Audit Trail Architecture in a Context Graph¶
Specification¶
The full specification below is extracted from Chapter 18: "Chapter 18: Compliance, Explainability, and Audit".
Type: graph-model
**sim-id:** audit-trail-architecture
**Library:** vis-network
**Status:** Specified
Bloom Level: Evaluate (L5)
Bloom Verb: assess
Learning Objective: Learners can assess whether a proposed context graph audit trail design meets the three requirements of tamper evidence, temporal completeness, and searchability by examining the architectural components.

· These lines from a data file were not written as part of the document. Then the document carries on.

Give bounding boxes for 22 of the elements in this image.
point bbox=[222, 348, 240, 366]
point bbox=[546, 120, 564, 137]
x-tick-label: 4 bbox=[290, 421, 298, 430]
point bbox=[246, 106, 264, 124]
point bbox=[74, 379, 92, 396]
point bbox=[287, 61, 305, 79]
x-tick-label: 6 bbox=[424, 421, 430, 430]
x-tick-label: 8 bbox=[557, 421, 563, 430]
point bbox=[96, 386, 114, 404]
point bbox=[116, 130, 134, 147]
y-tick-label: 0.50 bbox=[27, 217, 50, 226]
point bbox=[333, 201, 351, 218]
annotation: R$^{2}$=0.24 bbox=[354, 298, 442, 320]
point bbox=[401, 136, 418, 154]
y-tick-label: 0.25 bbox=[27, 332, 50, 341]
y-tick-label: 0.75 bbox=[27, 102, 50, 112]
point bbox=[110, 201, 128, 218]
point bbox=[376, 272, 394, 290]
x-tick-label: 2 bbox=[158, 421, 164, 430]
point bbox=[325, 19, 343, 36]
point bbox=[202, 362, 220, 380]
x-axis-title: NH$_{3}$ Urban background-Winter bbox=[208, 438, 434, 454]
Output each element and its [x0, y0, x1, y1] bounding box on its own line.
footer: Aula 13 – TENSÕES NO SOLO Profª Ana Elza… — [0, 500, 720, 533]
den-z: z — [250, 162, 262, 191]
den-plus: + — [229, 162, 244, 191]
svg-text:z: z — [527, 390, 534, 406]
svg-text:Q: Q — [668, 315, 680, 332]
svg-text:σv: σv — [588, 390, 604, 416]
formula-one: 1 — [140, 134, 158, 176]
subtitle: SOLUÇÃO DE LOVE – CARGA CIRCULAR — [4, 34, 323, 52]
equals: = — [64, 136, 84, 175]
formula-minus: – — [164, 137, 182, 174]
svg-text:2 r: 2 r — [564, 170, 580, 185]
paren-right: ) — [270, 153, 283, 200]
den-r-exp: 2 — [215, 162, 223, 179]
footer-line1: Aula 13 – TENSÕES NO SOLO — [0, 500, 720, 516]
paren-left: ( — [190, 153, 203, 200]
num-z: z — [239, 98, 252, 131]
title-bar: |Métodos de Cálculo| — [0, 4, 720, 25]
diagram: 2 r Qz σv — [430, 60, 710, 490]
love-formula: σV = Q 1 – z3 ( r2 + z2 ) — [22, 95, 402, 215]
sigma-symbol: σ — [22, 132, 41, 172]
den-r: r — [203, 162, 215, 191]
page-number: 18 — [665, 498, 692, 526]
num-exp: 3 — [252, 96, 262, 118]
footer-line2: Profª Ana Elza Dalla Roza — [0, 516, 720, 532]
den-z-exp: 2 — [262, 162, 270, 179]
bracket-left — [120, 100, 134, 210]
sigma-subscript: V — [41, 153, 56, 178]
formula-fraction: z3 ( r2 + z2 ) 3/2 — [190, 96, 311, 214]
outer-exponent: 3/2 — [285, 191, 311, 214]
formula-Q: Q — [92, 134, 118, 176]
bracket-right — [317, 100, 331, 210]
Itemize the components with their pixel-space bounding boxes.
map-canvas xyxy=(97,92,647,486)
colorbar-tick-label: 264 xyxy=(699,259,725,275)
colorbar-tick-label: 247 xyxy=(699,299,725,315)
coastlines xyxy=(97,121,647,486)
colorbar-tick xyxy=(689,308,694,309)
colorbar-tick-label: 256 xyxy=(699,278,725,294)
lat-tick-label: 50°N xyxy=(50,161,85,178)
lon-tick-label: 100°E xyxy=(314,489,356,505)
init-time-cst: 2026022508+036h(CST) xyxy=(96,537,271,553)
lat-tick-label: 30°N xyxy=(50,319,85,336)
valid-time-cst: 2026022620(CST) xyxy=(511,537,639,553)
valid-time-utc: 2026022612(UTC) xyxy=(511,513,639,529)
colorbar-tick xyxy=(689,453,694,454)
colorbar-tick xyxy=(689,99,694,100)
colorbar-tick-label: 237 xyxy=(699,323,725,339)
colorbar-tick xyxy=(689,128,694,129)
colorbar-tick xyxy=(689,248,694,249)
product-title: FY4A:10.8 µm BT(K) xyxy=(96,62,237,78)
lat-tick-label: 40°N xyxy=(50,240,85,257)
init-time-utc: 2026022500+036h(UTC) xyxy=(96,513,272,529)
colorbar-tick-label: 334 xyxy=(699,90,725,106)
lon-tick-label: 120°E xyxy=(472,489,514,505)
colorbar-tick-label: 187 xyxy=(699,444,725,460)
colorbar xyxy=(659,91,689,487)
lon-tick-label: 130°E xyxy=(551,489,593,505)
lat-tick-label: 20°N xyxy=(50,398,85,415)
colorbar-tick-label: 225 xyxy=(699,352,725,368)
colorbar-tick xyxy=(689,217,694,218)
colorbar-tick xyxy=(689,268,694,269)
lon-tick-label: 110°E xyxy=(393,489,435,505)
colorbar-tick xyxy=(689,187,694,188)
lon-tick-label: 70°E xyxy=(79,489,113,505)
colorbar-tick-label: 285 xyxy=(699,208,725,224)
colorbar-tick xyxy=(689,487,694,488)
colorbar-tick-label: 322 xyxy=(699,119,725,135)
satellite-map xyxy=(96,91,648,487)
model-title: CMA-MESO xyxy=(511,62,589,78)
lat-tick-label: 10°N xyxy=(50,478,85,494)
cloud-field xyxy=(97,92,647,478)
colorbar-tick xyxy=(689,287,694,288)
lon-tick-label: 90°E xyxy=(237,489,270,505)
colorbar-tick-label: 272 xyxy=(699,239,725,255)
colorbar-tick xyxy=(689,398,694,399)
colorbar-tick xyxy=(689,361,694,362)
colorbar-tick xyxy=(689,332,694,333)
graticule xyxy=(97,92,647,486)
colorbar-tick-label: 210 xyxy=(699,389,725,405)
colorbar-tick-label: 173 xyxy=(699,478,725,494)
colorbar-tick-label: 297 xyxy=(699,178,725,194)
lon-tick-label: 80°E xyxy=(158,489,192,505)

Instructional Rationale: A clickable architecture diagram with assessment criteria is appropriate for the Evaluate objective — learners must judge whether each architectural component addresses a specific compliance requirement, which requires critical evaluation rather than recall.
Canvas: responsive width, 520px height. White background.
Nodes (top-to-bottom flow):
1. "Automated Decision System" (orange, box) — source of decisions
2. "Write API (append-only)" (indigo, box) — enforces immutability
3. "Context Graph (decision traces)" (indigo, large ellipse) — core store
4. "Hash Chain Log" (steel blue, box, dashed border) — optional high-assurance tamper evidence
5. "Compliance Gap Analyzer" (gold, box) — monitors completeness
6. "Audit Query Engine (GraphQL)" (teal, box) — enables searchability
7. "Regulator / Auditor" (gray, circle, right side)
8. "Individual (right to explanation)" (gray, circle, right side)
Edges:
- Automated Decision System → Write API, label "writes decision traces"
- Write API → Context Graph, label "append-only writes"
- Context Graph → Hash Chain Log, label "hash-chains each write (optional)"
- Compliance Gap Analyzer → Context Graph, label "monitors trace completeness"
- Compliance Gap Analyzer → Automated Decision System, label "compares event counts"
- Context Graph → Audit Query Engine, label "serves queries"
- Audit Query Engine → Regulator, label "regulatory report"
- Audit Query Engine → Individual, label "right-to-explanation response"
Click on Write API: "**Tamper Evidence** — The append-only write API accepts new traces but rejects updates or deletions. Once written, a decision trace is immutable. This structural property means the audit trail cannot be quietly modified after the fact."
Click on Compliance Gap Analyzer: "**Temporal Completeness** — Continuously compares: 'decisions made in operational systems' vs. 'decision traces in context graph.' Alerts when coverage drops below 99%. This catches integration failures before auditors do."
Click on Audit Query Engine: "**Searchability** — The GraphQL API allows regulators to run arbitrary traversal queries: 'show all credit decisions for EU residents between Jan-Mar 2025,' 'trace the authorization chain for decision DT-44821.' No custom scripting required."
Click on Hash Chain Log: "**High-Assurance Tamper Evidence** — Each new trace record's hash includes the hash of the previous record. Any retroactive modification invalidates all subsequent hashes, detectable by any party with the hash chain. Used for high-risk regulated domains."
Assessment panel at bottom: "Does this architecture meet the three audit trail requirements? Click each component to evaluate."